A positive correlation exists when two variables operate in unison so that when one variable rises or falls, the other does the same. A negative correlation exists when two variables move in opposition to one another so that when one variable rises, the other falls. As Figure 2 shows below, "weak" correlation can occur if the points are not close to the trend line, but can also occur is the slope of the trend line is more shallow. A more shallow trend line will relate to a correlation coefficient closer to 0 and a more steep trend line will relate to a correlation coefficient closer to 1 or -1.
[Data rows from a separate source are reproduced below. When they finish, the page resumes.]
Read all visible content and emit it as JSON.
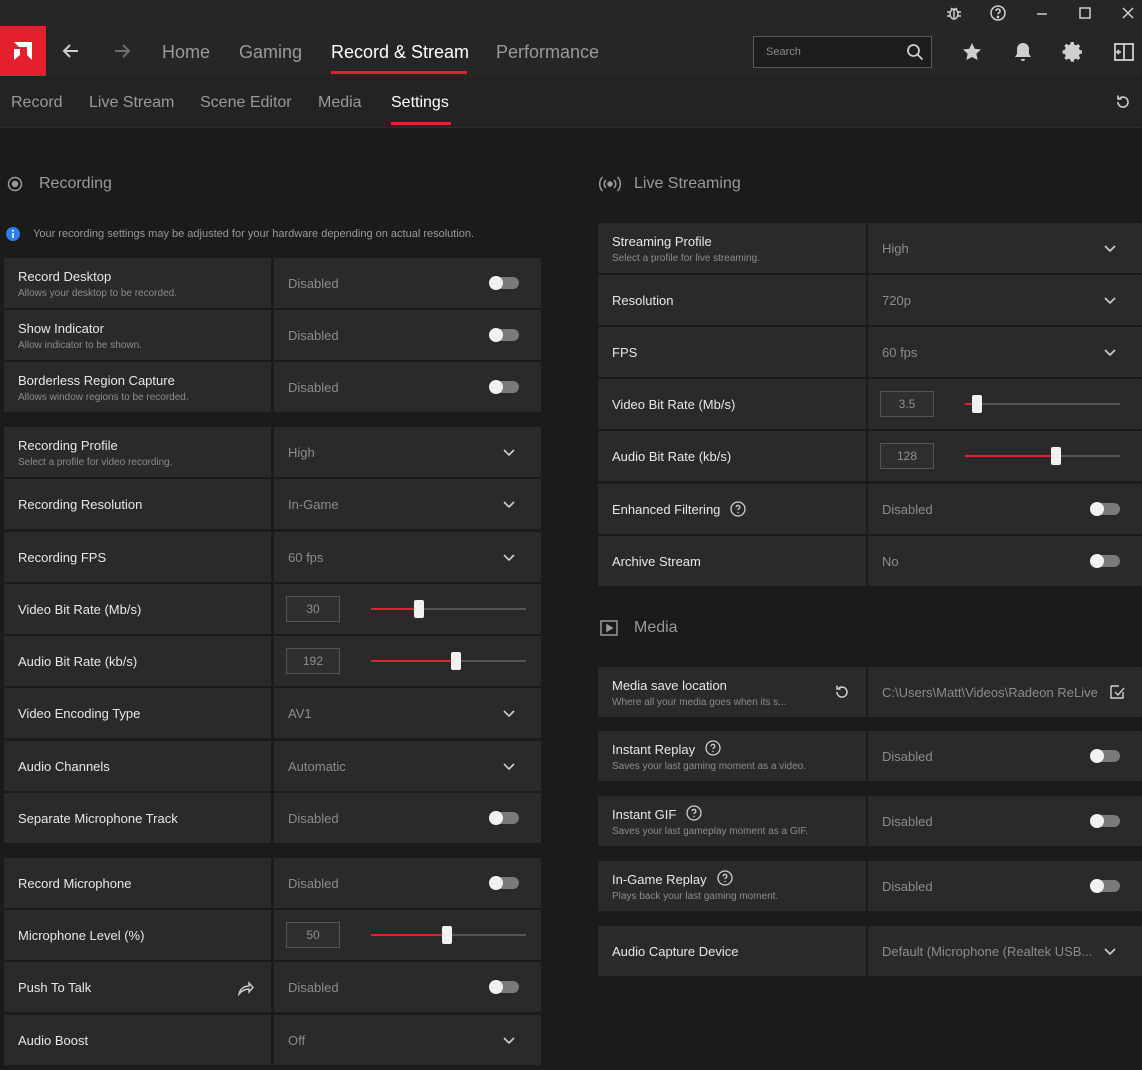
{
  "header": {
    "nav": [
      {
        "label": "Home"
      },
      {
        "label": "Gaming"
      },
      {
        "label": "Record & Stream"
      },
      {
        "label": "Performance"
      }
    ],
    "active_nav": "Record & Stream",
    "search_placeholder": "Search"
  },
  "subtabs": [
    {
      "label": "Record"
    },
    {
      "label": "Live Stream"
    },
    {
      "label": "Scene Editor"
    },
    {
      "label": "Media"
    },
    {
      "label": "Settings"
    }
  ],
  "active_subtab": "Settings",
  "recording": {
    "heading": "Recording",
    "info": "Your recording settings may be adjusted for your hardware depending on actual resolution.",
    "rows": [
      {
        "title": "Record Desktop",
        "desc": "Allows your desktop to be recorded.",
        "value": "Disabled",
        "control": "toggle"
      },
      {
        "title": "Show Indicator",
        "desc": "Allow indicator to be shown.",
        "value": "Disabled",
        "control": "toggle"
      },
      {
        "title": "Borderless Region Capture",
        "desc": "Allows window regions to be recorded.",
        "value": "Disabled",
        "control": "toggle"
      },
      {
        "title": "Recording Profile",
        "desc": "Select a profile for video recording.",
        "value": "High",
        "control": "dropdown"
      },
      {
        "title": "Recording Resolution",
        "desc": "",
        "value": "In-Game",
        "control": "dropdown"
      },
      {
        "title": "Recording FPS",
        "desc": "",
        "value": "60 fps",
        "control": "dropdown"
      },
      {
        "title": "Video Bit Rate (Mb/s)",
        "desc": "",
        "value": "30",
        "control": "slider",
        "level": 0.31
      },
      {
        "title": "Audio Bit Rate (kb/s)",
        "desc": "",
        "value": "192",
        "control": "slider",
        "level": 0.55
      },
      {
        "title": "Video Encoding Type",
        "desc": "",
        "value": "AV1",
        "control": "dropdown"
      },
      {
        "title": "Audio Channels",
        "desc": "",
        "value": "Automatic",
        "control": "dropdown"
      },
      {
        "title": "Separate Microphone Track",
        "desc": "",
        "value": "Disabled",
        "control": "toggle"
      },
      {
        "title": "Record Microphone",
        "desc": "",
        "value": "Disabled",
        "control": "toggle"
      },
      {
        "title": "Microphone Level (%)",
        "desc": "",
        "value": "50",
        "control": "slider",
        "level": 0.49
      },
      {
        "title": "Push To Talk",
        "desc": "",
        "value": "Disabled",
        "control": "toggle",
        "icon": "share-arrow-icon"
      },
      {
        "title": "Audio Boost",
        "desc": "",
        "value": "Off",
        "control": "dropdown"
      }
    ]
  },
  "streaming": {
    "heading": "Live Streaming",
    "rows": [
      {
        "title": "Streaming Profile",
        "desc": "Select a profile for live streaming.",
        "value": "High",
        "control": "dropdown"
      },
      {
        "title": "Resolution",
        "desc": "",
        "value": "720p",
        "control": "dropdown"
      },
      {
        "title": "FPS",
        "desc": "",
        "value": "60 fps",
        "control": "dropdown"
      },
      {
        "title": "Video Bit Rate (Mb/s)",
        "desc": "",
        "value": "3.5",
        "control": "slider",
        "level": 0.08
      },
      {
        "title": "Audio Bit Rate (kb/s)",
        "desc": "",
        "value": "128",
        "control": "slider",
        "level": 0.59
      },
      {
        "title": "Enhanced Filtering",
        "desc": "",
        "value": "Disabled",
        "control": "toggle",
        "help": true
      },
      {
        "title": "Archive Stream",
        "desc": "",
        "value": "No",
        "control": "toggle"
      }
    ]
  },
  "media": {
    "heading": "Media",
    "rows": [
      {
        "title": "Media save location",
        "desc": "Where all your media goes when its s...",
        "value": "C:\\Users\\Matt\\Videos\\Radeon ReLive",
        "control": "folder"
      },
      {
        "title": "Instant Replay",
        "desc": "Saves your last gaming moment as a video.",
        "value": "Disabled",
        "control": "toggle",
        "help": true
      },
      {
        "title": "Instant GIF",
        "desc": "Saves your last gameplay moment as a GIF.",
        "value": "Disabled",
        "control": "toggle",
        "help": true
      },
      {
        "title": "In-Game Replay",
        "desc": "Plays back your last gaming moment.",
        "value": "Disabled",
        "control": "toggle",
        "help": true
      },
      {
        "title": "Audio Capture Device",
        "desc": "",
        "value": "Default (Microphone (Realtek USB...",
        "control": "dropdown"
      }
    ]
  },
  "colors": {
    "accent": "#e4202e",
    "panel": "#2a2a2a",
    "background": "#1b1b1b"
  }
}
Curvilinear Relationships: As shown in Figure 3, it is important to note that not all relationships between x and y can be a straight line. There are many curvilinear relationships indicating that one variable increases as the other variable increases until the relationship reverses itself so that one variable finally decreases while the other continues to increase (Levin & Fox 2006).

How to Examine a Scatter Plot
As suggested by Moore, Notz & Fligner (2013), in any graph of data, look for the overall pattern and for striking deviations. The overall pattern of a scatter plot can be described by the direction, form, and strength of the relationship. An significant deviation from the trend line may signal the observation is an outlier, i.e. an individual value that falls outside the overall pattern of the relationship.
You interpret a scatterplot by looking for trends in the data as you go from left to right: If the data show an uphill pattern as you move from left to right, this indicates a positive relationship between x and y. As the x-values increase (move right), the y-values tend to increase (move up).